Conta-nos
Malba Tahan, num dos seus formosos apólogos, como um homem que, tendo tido em suas
mãos, por alguns minutos, o “Livro do Destino”, podendo destarte fazer-se rico e
venturoso, ainda
perdeu essa excepcional oportunidade que se lhe oferecera para o conseguir.
É que,
ao se ver de posse do precioso livro, dispondo de tempo suficiente para
escrever na página de sua vida tudo quanto desejasse para o seu bem-estar, esse homem, ao
lembrar-se dos seus inimigos, tão preocupado ficou em fazer-lhes mal, que o tempo se escoou,
surpreendendo-o esquecido de fazer o bem a si próprio.
Essa
estorieta retrata, com muita fidelidade, o que acontece a muitos: semeiam o
infortúnio, mas não colhem a menor parcela de felicidade. O homem, em seus
anseios de progresso, em sua luta diuturna pela aquisição de novas e melhores
expressões de vida, muito há conseguido.
Devassou
o globo; conquistou os elementos; subjugou as potências cegas que o oprimiam de
todo lado, fazendo-as trabalhar para ele; desbravou florestas virgens, saneou paúis
infectos, transformando-os em metrópoles hodiernas; coalhou os oceanos de
cidades flutuantes; povoou os ares de gigantes metálicos; encurtou distâncias; ligou
continentes; desenvolveu se nas artes; engrandeceu-se nas ciências; realizou
pesquisas, fez experiências de toda ordem, inventou instrumentos e aparelhos
que são portentos de engenho e de técnica.
Cercou o
lar de todo o conforto, concebeu meios rápidos, cômodos e seguros para
locomover-se no exercício de suas atividades multiformes, criou mil e uma
maravilhas para a distração dos seus sentidos, nas horas de lazer. Todavia, com tudo
isso, ainda vive sem sossego, ainda sofre, ainda chora, e é infeliz! Por quê?
É porque
ele não se deu conta de que, acima de sua vontade, que julga onipotente, há leis
divinas,
tão rigorosas e matematicamente certas em seus efeitos, como as da Física,
etc., às quais ainda tem de aprender a observar, a cumprir.
É porque
ele não realizou, a par de seu desenvolvimento intelectual, um correspondente
aperfeiçoamento moral ou espiritual, condição “sine qua non” para que haja paz nos
corações e harmonia na face da Terra, cessando de vez os eternos conflitos entre
os indivíduos, as classes e as nações.
É porque
ele, que desvendou quase todos os mistérios da natureza, apreendendo o
mecanismo das forças que nela atuam, ainda não se conhece a si próprio, no que
“é” de mais essencial. Ainda não descobriu dentro de si mesmo, aquela partícula
imponderável e indestrutível, cujo todo é — Deus!
Há
pessoas que sofrem uma espécie de frustração, sentindo-se permanente
insatisfeitas, apenas porque não sabem o que fazer de suas horas vazias.

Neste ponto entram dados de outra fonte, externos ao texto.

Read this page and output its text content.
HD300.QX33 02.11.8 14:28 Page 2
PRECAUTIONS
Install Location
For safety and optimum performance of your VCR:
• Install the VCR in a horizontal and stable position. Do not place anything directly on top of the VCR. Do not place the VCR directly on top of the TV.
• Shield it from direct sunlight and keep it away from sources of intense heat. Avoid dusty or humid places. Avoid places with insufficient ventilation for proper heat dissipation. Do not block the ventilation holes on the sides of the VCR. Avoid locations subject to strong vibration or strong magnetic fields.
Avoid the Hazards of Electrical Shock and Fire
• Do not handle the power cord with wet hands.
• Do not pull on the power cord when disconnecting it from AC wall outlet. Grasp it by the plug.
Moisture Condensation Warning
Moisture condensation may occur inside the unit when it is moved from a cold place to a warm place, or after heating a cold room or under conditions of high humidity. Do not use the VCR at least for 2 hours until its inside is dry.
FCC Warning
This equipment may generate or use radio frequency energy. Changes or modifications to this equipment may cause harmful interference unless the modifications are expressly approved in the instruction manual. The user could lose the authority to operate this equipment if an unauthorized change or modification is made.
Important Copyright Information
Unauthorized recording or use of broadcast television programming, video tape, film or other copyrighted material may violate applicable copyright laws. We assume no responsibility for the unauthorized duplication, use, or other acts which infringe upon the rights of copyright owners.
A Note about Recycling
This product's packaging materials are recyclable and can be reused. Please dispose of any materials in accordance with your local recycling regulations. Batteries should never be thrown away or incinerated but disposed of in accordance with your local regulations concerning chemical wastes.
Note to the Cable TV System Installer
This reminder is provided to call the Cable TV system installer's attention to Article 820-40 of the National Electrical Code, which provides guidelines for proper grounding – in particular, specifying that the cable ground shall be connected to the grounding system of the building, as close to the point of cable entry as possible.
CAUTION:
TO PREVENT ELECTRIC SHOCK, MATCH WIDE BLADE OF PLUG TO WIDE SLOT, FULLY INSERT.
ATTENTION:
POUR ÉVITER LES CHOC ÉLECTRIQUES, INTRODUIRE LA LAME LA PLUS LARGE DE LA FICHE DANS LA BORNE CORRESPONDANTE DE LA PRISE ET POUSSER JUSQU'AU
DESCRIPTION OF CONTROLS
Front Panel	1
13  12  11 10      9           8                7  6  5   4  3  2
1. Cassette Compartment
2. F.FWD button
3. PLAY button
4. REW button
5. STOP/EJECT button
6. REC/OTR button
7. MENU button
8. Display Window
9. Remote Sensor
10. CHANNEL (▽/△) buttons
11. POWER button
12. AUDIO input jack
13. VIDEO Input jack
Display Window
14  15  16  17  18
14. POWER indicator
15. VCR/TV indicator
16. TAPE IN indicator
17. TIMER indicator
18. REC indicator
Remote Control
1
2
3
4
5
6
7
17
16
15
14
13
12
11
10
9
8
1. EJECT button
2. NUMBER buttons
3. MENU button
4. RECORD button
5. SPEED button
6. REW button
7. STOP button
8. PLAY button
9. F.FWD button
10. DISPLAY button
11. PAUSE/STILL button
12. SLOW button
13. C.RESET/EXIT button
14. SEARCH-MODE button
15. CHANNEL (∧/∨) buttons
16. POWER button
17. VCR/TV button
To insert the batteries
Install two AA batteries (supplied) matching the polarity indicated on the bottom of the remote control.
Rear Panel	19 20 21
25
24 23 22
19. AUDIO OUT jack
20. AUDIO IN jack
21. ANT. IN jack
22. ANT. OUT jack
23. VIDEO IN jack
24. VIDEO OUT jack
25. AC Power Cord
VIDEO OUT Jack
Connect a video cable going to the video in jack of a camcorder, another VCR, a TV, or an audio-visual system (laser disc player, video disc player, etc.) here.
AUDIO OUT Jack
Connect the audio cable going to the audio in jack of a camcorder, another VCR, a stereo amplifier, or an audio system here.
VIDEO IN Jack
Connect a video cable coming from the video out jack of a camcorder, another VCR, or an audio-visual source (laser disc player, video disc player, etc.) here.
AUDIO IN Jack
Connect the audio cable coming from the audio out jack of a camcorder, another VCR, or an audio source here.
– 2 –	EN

Não
fossem elas tão egoístas, não vivessem tão alheias e indiferentes ao mundo que as cerca, e
notariam quanto bem poderiam realizar em favor do próximo e... de si mesmas.
Aqui, um doente carecido
de uma palavra de conforto e de encorajamento; Ali, um incompreendido a necessitar de
um gesto de simpatia e de solidariedade; Acolá, um aflito, em favor do qual uma
prece sincera faria tanto bem...
E por
toda parte a
melancólica velhice, clamando, suspirando por um pouco de afeto e de calor
humano... E
crianças, órfãs ou enjeitadas, ávidas por uma guloseima, por um modesto
brinquedinho, mas principalmente por um afago ou um sorriso de ternura...
Que de
males, dores e feridas podem ser curados ou amenizados com o bálsamo miraculoso
do amor, transfundido
em forma de atenção, bondade e carinho!